Hi folks if I was faced with his ‘mess’ I would advise reconvening the MHAA and starting from scratch, alternatively I would approach the initial amhp and see if they were prepared to make an application for a S2 as the meds recs seem valid.
Sometimes there can be quite a dispute as to the appropriateness of s2 or s3 but amhps are normally making a case for the least restrictive outcome ie a s2. I wonder if there is an issue about avoiding S117 entitlement as I have come across this before
I think the scenario originally presented here involved a problem with the joint medical recommendation form (Form A7) rather than with the application form (Form A6). I’m not aware of any caselaw about joint medical recommendations.
I’ve had a look at s15 and the commentary in Jones, and the way I understand it now is:
- If the problem is inconsequential – de minimis – then it won’t make detention unlawful.
- If the problem involves an application or medical recommendation being “incorrect or defective” then it can be rectified within 14 days of admission. This seems to apply to a joint medical recommendation.
- If the problem goes beyond “inaccurate recording” and discloses a “fundamental” breach of law or procedure then it can’t be rectified under s15.
- If one of two medical recommendations is “insufficient” (or taken together they are insufficient) then there is a procedure for replacing one recommendation, but this procedure does not apply to a joint medical recommendation.
There are some examples of what de minimis, incorrect, defective, fundamentally defective, and insufficient might mean in the commentary.
I guess the approach to take here depends on the nature of the problem with the joint medical recommendation – @metoo, can you say what it was?

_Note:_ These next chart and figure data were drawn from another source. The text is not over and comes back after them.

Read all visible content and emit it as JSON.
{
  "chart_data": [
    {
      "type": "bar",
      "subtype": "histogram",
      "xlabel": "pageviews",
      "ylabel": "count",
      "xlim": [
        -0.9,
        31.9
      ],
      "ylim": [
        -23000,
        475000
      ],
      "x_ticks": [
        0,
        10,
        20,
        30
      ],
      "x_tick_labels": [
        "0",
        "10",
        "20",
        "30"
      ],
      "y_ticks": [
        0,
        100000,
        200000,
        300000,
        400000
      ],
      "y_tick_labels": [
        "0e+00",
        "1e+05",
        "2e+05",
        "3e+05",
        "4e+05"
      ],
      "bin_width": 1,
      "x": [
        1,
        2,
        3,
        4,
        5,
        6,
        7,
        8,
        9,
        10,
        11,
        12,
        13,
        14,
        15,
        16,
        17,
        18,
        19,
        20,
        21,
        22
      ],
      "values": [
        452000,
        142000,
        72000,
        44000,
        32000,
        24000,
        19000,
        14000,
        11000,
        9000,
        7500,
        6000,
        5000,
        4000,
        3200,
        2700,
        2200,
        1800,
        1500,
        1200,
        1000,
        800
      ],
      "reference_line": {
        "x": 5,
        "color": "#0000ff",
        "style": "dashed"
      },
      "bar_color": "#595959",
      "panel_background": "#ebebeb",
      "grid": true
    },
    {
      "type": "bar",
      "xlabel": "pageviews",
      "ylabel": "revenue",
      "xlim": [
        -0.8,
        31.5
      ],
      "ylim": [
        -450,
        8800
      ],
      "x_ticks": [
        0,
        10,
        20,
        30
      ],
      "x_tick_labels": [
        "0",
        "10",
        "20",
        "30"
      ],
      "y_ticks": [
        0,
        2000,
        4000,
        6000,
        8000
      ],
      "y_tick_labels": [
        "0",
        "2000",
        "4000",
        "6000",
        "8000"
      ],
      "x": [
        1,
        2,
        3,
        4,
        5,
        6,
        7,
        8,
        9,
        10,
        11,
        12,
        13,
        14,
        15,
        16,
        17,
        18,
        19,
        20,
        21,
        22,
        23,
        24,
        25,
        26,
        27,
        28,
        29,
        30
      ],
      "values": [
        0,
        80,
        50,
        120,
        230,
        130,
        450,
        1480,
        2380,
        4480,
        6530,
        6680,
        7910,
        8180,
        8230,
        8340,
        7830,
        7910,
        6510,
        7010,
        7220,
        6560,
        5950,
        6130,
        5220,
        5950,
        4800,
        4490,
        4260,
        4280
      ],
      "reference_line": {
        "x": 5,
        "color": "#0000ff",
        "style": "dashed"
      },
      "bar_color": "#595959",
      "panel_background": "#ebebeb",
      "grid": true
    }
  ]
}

Are there really AMHPs out there who still think that s2 is somehow less restrictive than s3? A person subject to s2 may be secluded and restrained in the same building from which someone on a s3 is out on s17 leave for a fortnight. How is the s2 less restrictive of itself? It is what is being done to a person which might be restrictive, rather than the legal authority in place to authorise the restrictions. Saying that s2 is less restrictive than s3 is like saying that cheddar is less cheesy than Gruyere. They are both cheeses- they are different, but their differences lie in areas other than their cheesiness.
I have taken the view that the MHA considers the length of detention being commensurate with increasing degrees of restriction. I see a sliding scale, the longer the loss of liberty and interference with a person’s private and family life, the more checks and balances are required to authorise such action.
Section 5 powers can be considered the least restrictive when it comes to lawfully depriving someone of their liberty. Nurses up to six hours, Doctors up to 72 hours.
Section 2 up to 28 days, now you have three decision makers.
Section 3, up to six months, four decision makers, when you include the role and powers of the Nearest Relative.
Having considered Section 3 recommendations in the past, and decided that an application was not required, I saw the palpable relief of my decision in the patient who was detained under Section 2 at the time.
In my experience that up to six months can have a significant impact upon a person’s emotional wellbeing.